The Four-arm Kniffin System is a kind of “cane pruning,” a traditional method of training in eastern U.S.. For support, a two-wire trellis, with one wire 6 feet and the other wire 3 feet above ground, is needed. The mature plant consists of a trunk with four canes growing from it, two trained in opposite directions along the upper wire and two similarly trained along the lower wire.
Pruning begins as four canes to carry the season’s fruits are selected. These canes should be moderately vigorous and originate close to the trunk and near the wires. With this year’s fruiting canes selected, plans for the following season’s crop are made by cutting back some stems to two buds each; these renewal spurs, as they are called, provide points of origin for new shoots (which will become fruiting canes in a year) near the two wires and on either side of the trunk.
Next, lop away all growth except for the four renewal spurs and the four saved canes. Finally, shorten each of the canes to about 6 ft. in length, leaving about 10 buds per cane (not counting bud clusters near the bases of the canes). This leaves ten times four, or 40, fruiting buds on the plant.
Many Methods with the Same Goal
At the other extreme in pruning is “spur pruning,” where all that’s left is many 2-bud canes (now called “spurs”) from which grow fruiting shoots. “Head training” would be the most basic spur pruning, with the pruned vine left with nothing more than a trunk capped by a number of spurs.
A spur-pruned vine might instead sport a permanent trunk topped by two arms — permanent arms, called “cordons,” in this case — that run in opposite directions along a trellis wire.
Instead of leaving 4 long canes on which to bear fruit, many short, 2-bud canes are left along the cordons. To get the same number, 40, of fruiting shoots on a spur-pruned vine as on a Kniffen-pruned vine, twenty 2-bud spurs are left. All excess are cut away so that those that remain are 6 to 12 inches from their neighbors. Over time, some spurs will stretch, even after being shorted to 2 buds of one-year-old shoots, further away from the cordon. Lopping these back nearer the cordon puts them back in order.

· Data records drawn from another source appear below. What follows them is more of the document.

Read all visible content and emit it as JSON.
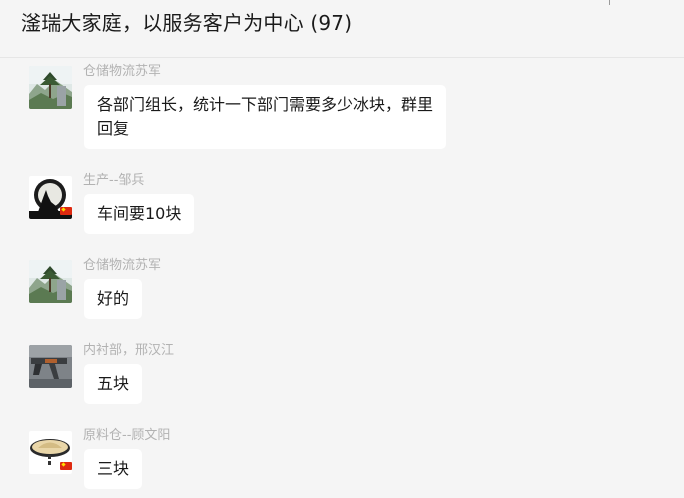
{
  "header": {
    "title": "滏瑞大家庭，以服务客户为中心 (97)"
  },
  "messages": [
    {
      "sender": "仓储物流苏军",
      "avatar": "landscape-pine-avatar",
      "lines": [
        "各部门组长，统计一下部门需要多少冰块，群里",
        "回复"
      ]
    },
    {
      "sender": "生产--邹兵",
      "avatar": "wolf-moon-avatar",
      "lines": [
        "车间要10块"
      ]
    },
    {
      "sender": "仓储物流苏军",
      "avatar": "landscape-pine-avatar",
      "lines": [
        "好的"
      ]
    },
    {
      "sender": "内衬部，邢汉江",
      "avatar": "rifle-avatar",
      "lines": [
        "五块"
      ]
    },
    {
      "sender": "原料仓--顾文阳",
      "avatar": "hat-avatar",
      "lines": [
        "三块"
      ]
    }
  ],
  "colors": {
    "background": "#f5f5f5",
    "bubble": "#ffffff",
    "sender_text": "#b2b2b2",
    "flag_red": "#de2910"
  }
}
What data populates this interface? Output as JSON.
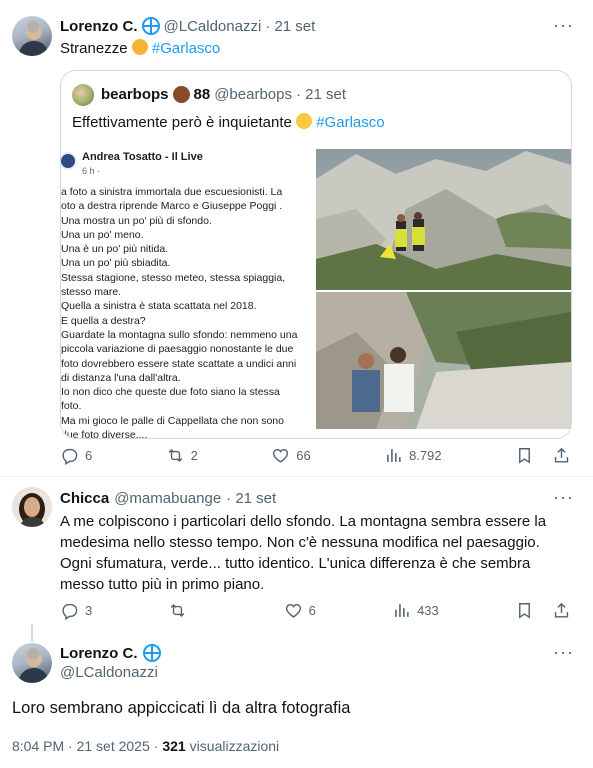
{
  "tweet1": {
    "author_name": "Lorenzo C.",
    "handle": "@LCaldonazzi",
    "date": "· 21 set",
    "text": "Stranezze",
    "hashtag": "#Garlasco",
    "quote": {
      "author_name": "bearbops",
      "author_suffix": "88",
      "handle": "@bearbops",
      "date": "· 21 set",
      "text": "Effettivamente però è inquietante",
      "hashtag": "#Garlasco",
      "embedded_post": {
        "page_name": "Andrea Tosatto - Il Live",
        "meta": "6 h ·",
        "lines": [
          "a foto a sinistra immortala due escuesionisti. La",
          "oto a destra riprende Marco e Giuseppe Poggi .",
          "Una mostra un po' più di sfondo.",
          "Una un po' meno.",
          "Una è un po' più nitida.",
          "Una un po' più sbiadita.",
          "Stessa stagione, stesso meteo, stessa spiaggia,",
          "stesso mare.",
          "Quella a sinistra è stata scattata nel 2018.",
          "E quella a destra?",
          "Guardate la montagna sullo sfondo: nemmeno una",
          "piccola variazione di paesaggio nonostante le due",
          "foto dovrebbero essere state scattate a undici anni",
          "di distanza l'una dall'altra.",
          "Io non dico che queste due foto siano la stessa",
          "foto.",
          "Ma mi gioco le palle di Cappellata che non sono",
          "due foto diverse...."
        ]
      }
    },
    "stats": {
      "replies": "6",
      "reposts": "2",
      "likes": "66",
      "views": "8.792"
    }
  },
  "tweet2": {
    "author_name": "Chicca",
    "handle": "@mamabuange",
    "date": "· 21 set",
    "lines": [
      "A me colpiscono i particolari dello sfondo. La montagna sembra essere la",
      "medesima nello stesso tempo. Non c'è nessuna modifica nel paesaggio.",
      "Ogni sfumatura, verde... tutto identico. L'unica differenza è che sembra",
      "messo tutto più in primo piano."
    ],
    "stats": {
      "replies": "3",
      "reposts": "",
      "likes": "6",
      "views": "433"
    }
  },
  "tweet3": {
    "author_name": "Lorenzo C.",
    "handle": "@LCaldonazzi",
    "text": "Loro sembrano appiccicati lì da altra fotografia",
    "timestamp": "8:04 PM · 21 set 2025 ·",
    "views_count": "321",
    "views_label": "visualizzazioni"
  },
  "icons": {
    "more": "more-icon",
    "verified": "verified-badge-icon",
    "reply": "reply-icon",
    "repost": "repost-icon",
    "like": "like-icon",
    "views": "views-icon",
    "bookmark": "bookmark-icon",
    "share": "share-icon"
  },
  "colors": {
    "link": "#1d9bf0",
    "muted": "#536471",
    "text": "#0f1419",
    "border": "#cfd9de"
  }
}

Where to put all those fruiting shoots growing from the spurs? With “midwire” cordon training, cordons are trained along a wire at 3 foot height, and new shoots are trained upward by weaving them into 3 rows of wires strung at one foot above the cordon wire.
With “high-cordon” training, a trunk rising to about 6 feet is capped by two cordons trained in opposite directions along a wire. Fruiting shoots droop downward.
My grapes grow as high cordons, with a wrinkle; their fruiting shoots spread horizontally, rather than droop down. Wooden cross pieces provide this support on my arbor. Although this rigorous pruning puts off how soon the arbor offers relief from early summer sun, the arbor never becomes a tangled mess of stems and disease-ridden berries characteristic of many helter-skelter pruned grape arbors.
The trellis for my other high-cordons have two sets of wires running parallel on either side and one and three feet from the cordon’s wire. These wires provide a ledge on which fruiting shoots can rest, with clusters of grapes dangling just high enough for me to reach for easy harvest.